SnakeViz: It is a browser-based visualiser for cProfile output. It displays an interactive call graph and sunburst view.
```
snakeviz <output.prof>
```
It shows hierarchical function calls in a horizontal or circular layout. It’s fully interactive. You can click any segment to zoom in, focus on specific paths, and explore which parts of your code dominate execution time.
viztracer: It is a tracing tool. It captures function call timings, arguments and return values. It generates interactive HTML reports and timelines. The following will create a file named result.json, which opens as an interactive report in the browser.
```
viztracer <script.py>
```
```
vizviewer <result.json>
```
gprof2dot: It can be used to generate a visual call graph image. The first command converts profiler output into a Graphviz DOT format. Then you can use the dot command to generate an image. (Note that Graphviz must be installed separately.)
```
gprof2dot -f pstats <output.prof> -o <callgraph.dot>
```
```
dot -Tpng <callgraph.dot> > <output.png>
```
pyCallGraph: It creates call graph visualisations. It groups application modules based on execution time, function calls, memory usage. It is not maintained anymore.
Tuna: It is alternative to SnakeViz for visualising cProfile output.
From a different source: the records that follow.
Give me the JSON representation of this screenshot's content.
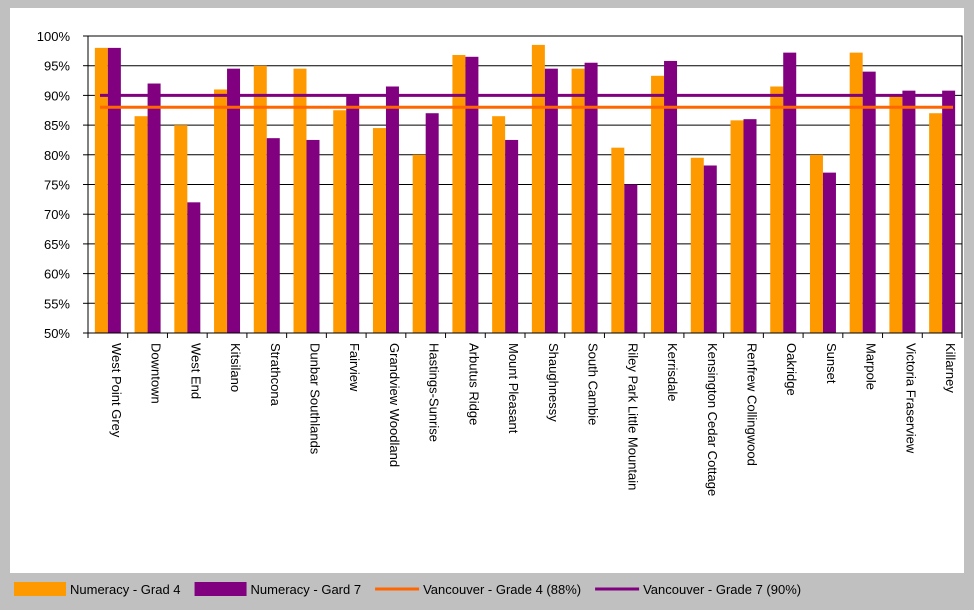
{
  "chart_data": {
    "type": "bar",
    "categories": [
      "West Point Grey",
      "Downtown",
      "West End",
      "Kitsilano",
      "Strathcona",
      "Dunbar Southlands",
      "Fairview",
      "Grandview Woodland",
      "Hastings-Sunrise",
      "Arbutus Ridge",
      "Mount Pleasant",
      "Shaughnessy",
      "South Cambie",
      "Riley Park Little Mountain",
      "Kerrisdale",
      "Kensington Cedar Cottage",
      "Renfrew Collingwood",
      "Oakridge",
      "Sunset",
      "Marpole",
      "Victoria Fraserview",
      "Killarney"
    ],
    "series": [
      {
        "name": "Numeracy - Grad 4",
        "color": "#ff9900",
        "values": [
          98,
          86.5,
          85,
          91,
          95,
          94.5,
          87.5,
          84.5,
          80,
          96.8,
          86.5,
          98.5,
          94.5,
          81.2,
          93.3,
          79.5,
          85.8,
          91.5,
          80,
          97.2,
          90,
          87
        ]
      },
      {
        "name": "Numeracy - Gard 7",
        "color": "#800080",
        "values": [
          98,
          92,
          72,
          94.5,
          82.8,
          82.5,
          90,
          91.5,
          87,
          96.5,
          82.5,
          94.5,
          95.5,
          75,
          95.8,
          78.2,
          86,
          97.2,
          77,
          94,
          90.8,
          90.8
        ]
      }
    ],
    "reference_lines": [
      {
        "name": "Vancouver - Grade 4 (88%)",
        "color": "#ff6600",
        "value": 88
      },
      {
        "name": "Vancouver - Grade 7 (90%)",
        "color": "#800080",
        "value": 90
      }
    ],
    "y_ticks": [
      "50%",
      "55%",
      "60%",
      "65%",
      "70%",
      "75%",
      "80%",
      "85%",
      "90%",
      "95%",
      "100%"
    ],
    "ylim": [
      50,
      100
    ],
    "grid": true,
    "legend_position": "bottom"
  }
}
It handles runtime and import profiles, has minimal dependencies, and uses d3 and bootstrap.
```
tuna <output.prof>
```
Speedscope: It is a fast, interactive viewer for flamegraphs. Flamegraphs show function call hierarchies and hot paths in a visual tree format.

AI Workflows#

The tools listed above supporting python such as

Score-P or Extrae for profiling/tracing
Vampir or Paraver for visualisation
LIKWID or PAPI for measuring hardware/software counters
Linaro Forge tools

or python profiling tools can be used for python based AI Workflows. In particular, python profiler cProfile could be a starting point to gain insights into performance bottlenecks. For AI applications using machine learning frameworks, similarly, it’s best to start by using the tool’s built-in profiler. Pytorch is one of these frameworks used in the ICHEC SEODA project. See the handbook page for pytorch profiling. It provides instructions on how to collect performance data on both CPU and GPU. Data can then be viewed by tensorboard or other third party trace viewer tools. When targeting GPU-specific performance analysis, NVIDIA Performance Analysis Tools offer a comprehensive suite of features for optimising GPU-accelerated HPC AI Workflows.